Nonelastic Breakup

What is Nonelastic Breakup?

Nonelastic breakup is a nuclear reaction process in which a projectile nucleus breaks apart when interacting with a target nucleus, and some of the fragments interact with the target through nuclear forces rather than simply scattering elastically.

Approach

A loosely bound projectile (deuteron, ⁶Li, ⁷Li, ⁹Be, or halo nuclei) approaches the target

Dissociation

The projectile dissociates into its constituent clusters under Coulomb and nuclear forces

Fragment Reaction

At least one fragment undergoes nuclear reaction with target: absorption, fusion, or transfer

Key Characteristics

Partial Absorption - Not all fragments react with the target
Incomplete Fusion - Distinct from complete fusion of intact projectile
Complex Products - Multiple reaction products are generated

Elastic vs Nonelastic Breakup

Elastic Breakup

Coulomb Dissociation

Also known as diffractive breakup

All fragments scatter elastically
No nuclear reaction occurs
Fragments retain original properties
Both fragments escape the target

Fragment Absorption

Fragment interacts via nuclear forces

At least one fragment is absorbed
Fusion or transfer may occur
Produces incomplete fusion products
One fragment escapes as spectator

Typical Projectile Nuclei

Deuteron (d)

p + n

The simplest composite nucleus, consisting of one proton and one neutron loosely bound together. With a binding energy of only 2.22 MeV, it easily breaks up near a target nucleus.

Typical reactions:
d + A → p + (n + A) or d + A → n + (p + A)

Lithium-6 (⁶Li)

α + d

Can be viewed as an alpha particle + deuteron cluster structure. Breakup threshold energy is approximately 1.47 MeV.

Typical reaction:
⁶Li → α + d, with one fragment absorbed by target

Lithium-7 (⁷Li)

α + t

Alpha particle + triton cluster structure.

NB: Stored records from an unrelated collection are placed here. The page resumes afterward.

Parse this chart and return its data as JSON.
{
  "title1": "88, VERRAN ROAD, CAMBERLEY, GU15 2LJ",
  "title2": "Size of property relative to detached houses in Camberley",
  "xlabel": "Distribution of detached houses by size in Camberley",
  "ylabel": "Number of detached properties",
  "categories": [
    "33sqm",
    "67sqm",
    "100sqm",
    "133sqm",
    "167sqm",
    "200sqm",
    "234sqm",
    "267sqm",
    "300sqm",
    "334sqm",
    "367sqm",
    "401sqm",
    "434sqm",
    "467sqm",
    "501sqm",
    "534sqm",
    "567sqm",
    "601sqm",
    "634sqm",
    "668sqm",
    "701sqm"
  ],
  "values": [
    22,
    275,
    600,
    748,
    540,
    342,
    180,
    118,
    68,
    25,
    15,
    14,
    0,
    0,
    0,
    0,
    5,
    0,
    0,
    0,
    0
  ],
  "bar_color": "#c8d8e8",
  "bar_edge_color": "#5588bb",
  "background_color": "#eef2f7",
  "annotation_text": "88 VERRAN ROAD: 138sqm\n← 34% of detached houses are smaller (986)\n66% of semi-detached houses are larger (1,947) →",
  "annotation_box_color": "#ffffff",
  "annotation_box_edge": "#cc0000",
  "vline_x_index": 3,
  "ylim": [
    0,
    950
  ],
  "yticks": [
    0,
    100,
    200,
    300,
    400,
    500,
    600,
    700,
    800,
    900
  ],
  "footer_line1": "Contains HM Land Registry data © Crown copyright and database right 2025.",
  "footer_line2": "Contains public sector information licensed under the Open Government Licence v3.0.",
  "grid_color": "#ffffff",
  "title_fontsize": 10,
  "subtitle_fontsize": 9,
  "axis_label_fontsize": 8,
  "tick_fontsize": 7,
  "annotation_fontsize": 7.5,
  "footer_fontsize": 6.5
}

Breakup threshold energy is approximately 2.47 MeV.

Typical reaction:
⁷Li → α + t, fragments may trigger secondary reactions

¹¹Be - One-Neutron Halo Nucleus

¹⁰Be + n

A classic one-neutron halo nucleus with an extremely low neutron separation energy of only 0.50 MeV. The valence neutron extends far beyond the ¹⁰Be core, forming an extended halo structure.

Typical reaction:
¹¹Be → ¹⁰Be + n, with the halo neutron easily stripped

¹¹Li - Two-Neutron Halo Nucleus

⁹Li + n + n

A Borromean two-neutron halo nucleus. The two-neutron separation energy is only 0.37 MeV, while neither ¹⁰Li nor the dineutron is bound. All three components are needed for binding.

Typical reaction:
¹¹Li → ⁹Li + 2n, exhibiting anomalously large reaction cross-section

Research Significance

🔬

Fusion Studies

Understanding fusion mechanisms near the Coulomb barrier, distinguishing complete fusion from incomplete fusion

☢

Radioactive Ion Beams

Production and study of exotic nuclei far from the stability line

⭐

Nuclear Astrophysics

Understanding reaction pathways in stellar nucleosynthesis processes

📊

Nuclear Structure

Probing cluster structures in weakly bound nuclei and halo nucleus properties

Key Physical Quantities

σ_total = σ_CF + σ_EB + σ_NEB

Total reaction cross-section components:
CF = Complete Fusion, EB = Elastic Breakup,
NEB = Nonelastic Breakup (includes Incomplete Fusion)

E_th = S_n or S_p

Breakup threshold energy equals the separation energy